The Latest on Controversial Prop 64 in California

Politics
The Latest on Controversial Prop 64 in California

The eyes of the cannabis community are focused on several states this election season, but none have more focused on them than California.

And no initiative has generated more controversy than the marijuana legalization measure in California, Proposition 64.

“Proposition 64 would allow adults aged 21 years old or older to possess and use marijuana for recreational purposes,” according to Ballotpedia. “The measure would create two new taxes, one levied on cultivation and the other on retail price. Revenue from the taxes would be spent on drug research, treatment, and enforcement, health and safety grants addressing marijuana, youth programs, and preventing environmental damage resulting from illegal marijuana production.”

Those aged 21 and older would also be allowed to grow up to 6 plants at home and possess the marijuana harvested from those plants at home. In public adults would be allowed to possess up to an ounce and retail stores would be set up to sell cannabis to adults as well.

The 2 new taxes created would include “a cultivation tax of $9.25 per ounce for flowers and $2.75 per ounce for leaves, with exceptions for certain medical marijuana sales and cultivation.
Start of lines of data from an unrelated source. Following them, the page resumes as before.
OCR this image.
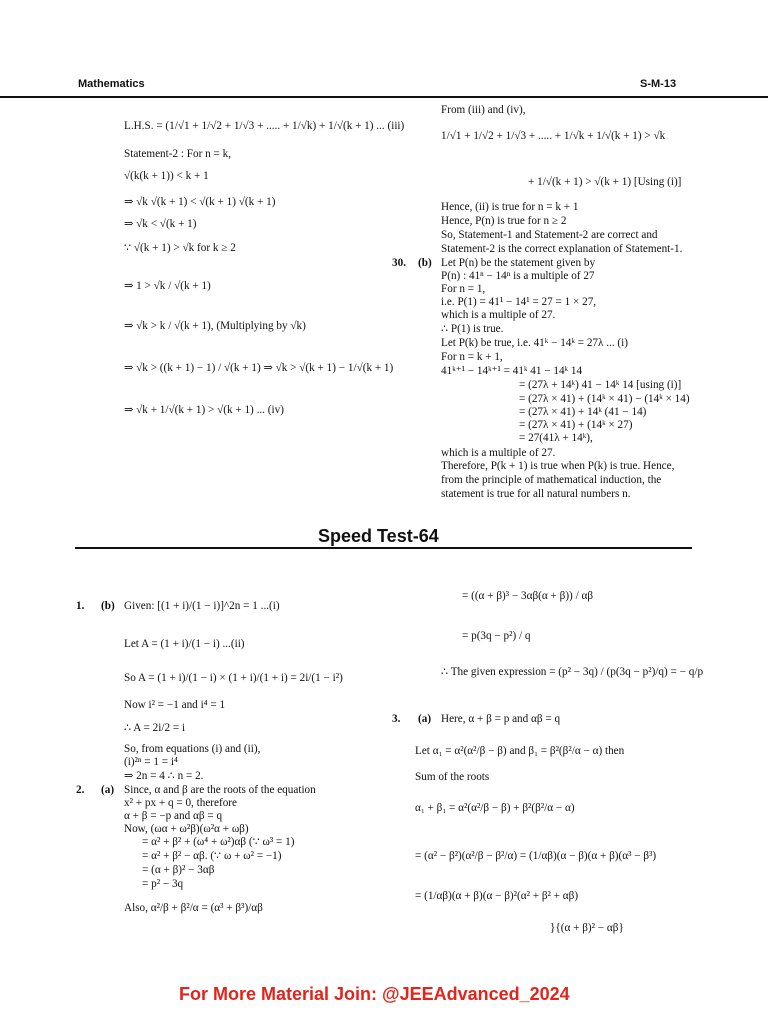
Mathematics	S-M-13
L.H.S. = (1/√1 + 1/√2 + 1/√3 + ..... + 1/√k) + 1/√(k + 1) ... (iii)
Statement-2 : For n = k,
√(k(k + 1)) < k + 1
⇒ √k √(k + 1) < √(k + 1) √(k + 1)
⇒ √k < √(k + 1)
∵ √(k + 1) > √k for k ≥ 2
⇒ 1 > √k / √(k + 1)
⇒ √k > k / √(k + 1), (Multiplying by √k)
⇒ √k > ((k + 1) − 1) / √(k + 1) ⇒ √k > √(k + 1) − 1/√(k + 1)
⇒ √k + 1/√(k + 1) > √(k + 1) ... (iv)
From (iii) and (iv),
1/√1 + 1/√2 + 1/√3 + ..... + 1/√k + 1/√(k + 1) > √k
+ 1/√(k + 1) > √(k + 1) [Using (i)]
Hence, (ii) is true for n = k + 1
Hence, P(n) is true for n ≥ 2
So, Statement-1 and Statement-2 are correct and
Statement-2 is the correct explanation of Statement-1.
30. (b) Let P(n) be the statement given by
P(n) : 41ⁿ − 14ⁿ is a multiple of 27
For n = 1,
i.e. P(1) = 41¹ − 14¹ = 27 = 1 × 27,
which is a multiple of 27.
∴ P(1) is true.
Let P(k) be true, i.e. 41ᵏ − 14ᵏ = 27λ ... (i)
For n = k + 1,
41ᵏ⁺¹ − 14ᵏ⁺¹ = 41ᵏ 41 − 14ᵏ 14
= (27λ + 14ᵏ) 41 − 14ᵏ 14 [using (i)]
= (27λ × 41) + (14ᵏ × 41) − (14ᵏ × 14)
= (27λ × 41) + 14ᵏ (41 − 14)
= (27λ × 41) + (14ᵏ × 27)
= 27(41λ + 14ᵏ),
which is a multiple of 27.
Therefore, P(k + 1) is true when P(k) is true. Hence,
from the principle of mathematical induction, the
statement is true for all natural numbers n.
Speed Test-64
1. (b) Given: [(1 + i)/(1 − i)]^2n = 1 ...(i)
Let A = (1 + i)/(1 − i) ...(ii)
So A = (1 + i)/(1 − i) × (1 + i)/(1 + i) = 2i/(1 − i²)
Now i² = −1 and i⁴ = 1
∴ A = 2i/2 = i
So, from equations (i) and (ii),
(i)²ⁿ = 1 = i⁴
⇒ 2n = 4 ∴ n = 2.
2. (a) Since, α and β are the roots of the equation
x² + px + q = 0, therefore
α + β = −p and αβ = q
Now, (ωα + ω²β)(ω²α + ωβ)
= α² + β² + (ω⁴ + ω²)αβ (∵ ω³ = 1)
= α² + β² − αβ. (∵ ω + ω² = −1)
= (α + β)² − 3αβ
= p² − 3q
Also, α²/β + β²/α = (α³ + β³)/αβ
= ((α + β)³ − 3αβ(α + β)) / αβ
= p(3q − p²) / q
∴ The given expression = (p² − 3q) / (p(3q − p²)/q) = − q/p
3. (a) Here, α + β = p and αβ = q
Let α₁ = α²(α²/β − β) and β₁ = β²(β²/α − α) then
Sum of the roots
α₁ + β₁ = α²(α²/β − β) + β²(β²/α − α)
= (α² − β²)(α²/β − β²/α) = (1/αβ)(α − β)(α + β)(α³ − β³)
= (1/αβ)(α + β)(α − β)²(α² + β² + αβ)
}{(α + β)² − αβ}
For More Material Join: @JEEAdvanced_2024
The second would be a 15 percent tax on the retail price of marijuana. Taxes would be adjusted for inflation starting in 2020.”

One of the major objections of those who say they support legalization but oppose Prop 64 are the taxes, which are seen as excessive. Personally I would like to see legalization without taxes, but that is not the world we live in. In any case, legalization will likely drop the price of cannabis far below what it is now in California, even after you add on the taxes.
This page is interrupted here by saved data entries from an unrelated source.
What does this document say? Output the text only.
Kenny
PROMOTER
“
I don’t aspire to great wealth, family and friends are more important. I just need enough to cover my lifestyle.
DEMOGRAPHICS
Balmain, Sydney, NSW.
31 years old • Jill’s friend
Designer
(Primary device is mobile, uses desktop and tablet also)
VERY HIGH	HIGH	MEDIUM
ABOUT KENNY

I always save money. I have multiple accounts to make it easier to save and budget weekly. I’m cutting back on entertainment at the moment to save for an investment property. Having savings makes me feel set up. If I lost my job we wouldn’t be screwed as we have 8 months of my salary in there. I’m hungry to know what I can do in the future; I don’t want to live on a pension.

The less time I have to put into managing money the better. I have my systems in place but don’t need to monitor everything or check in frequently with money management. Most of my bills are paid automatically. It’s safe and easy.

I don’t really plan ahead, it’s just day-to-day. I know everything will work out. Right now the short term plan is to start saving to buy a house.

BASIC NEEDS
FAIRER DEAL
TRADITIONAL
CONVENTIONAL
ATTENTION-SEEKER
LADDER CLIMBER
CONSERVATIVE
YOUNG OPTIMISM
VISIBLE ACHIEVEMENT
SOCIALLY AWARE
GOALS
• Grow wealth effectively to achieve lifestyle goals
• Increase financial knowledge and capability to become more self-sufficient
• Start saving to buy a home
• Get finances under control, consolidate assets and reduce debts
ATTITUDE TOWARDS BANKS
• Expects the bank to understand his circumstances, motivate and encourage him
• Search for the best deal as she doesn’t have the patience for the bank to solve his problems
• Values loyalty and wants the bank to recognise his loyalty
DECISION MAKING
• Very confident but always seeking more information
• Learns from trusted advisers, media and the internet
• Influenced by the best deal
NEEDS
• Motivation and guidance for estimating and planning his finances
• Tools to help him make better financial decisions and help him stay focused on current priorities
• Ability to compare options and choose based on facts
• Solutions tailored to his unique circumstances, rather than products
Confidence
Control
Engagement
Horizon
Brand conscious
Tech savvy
Some supporters of Prop 215 – California’s medical marijuana law, passed in 1996 – say that Prop 64 will end up hurting patients, which the “Yes on 64” campaign denies:

“California voters approved the use of medical marijuana by passing the Compassionate Use Act in 1996, and the state established a regulatory system through bipartisan legislated signed by Governor Brown in 2015. Prop 64 keeps that system intact, while controlling, taxing and regulating the responsible adult use of nonmedical marijuana.”

Expect a massive battle over the next few weeks as both sides ramp up their operations and rhetoric over the biggest prize in the legalization movement, California.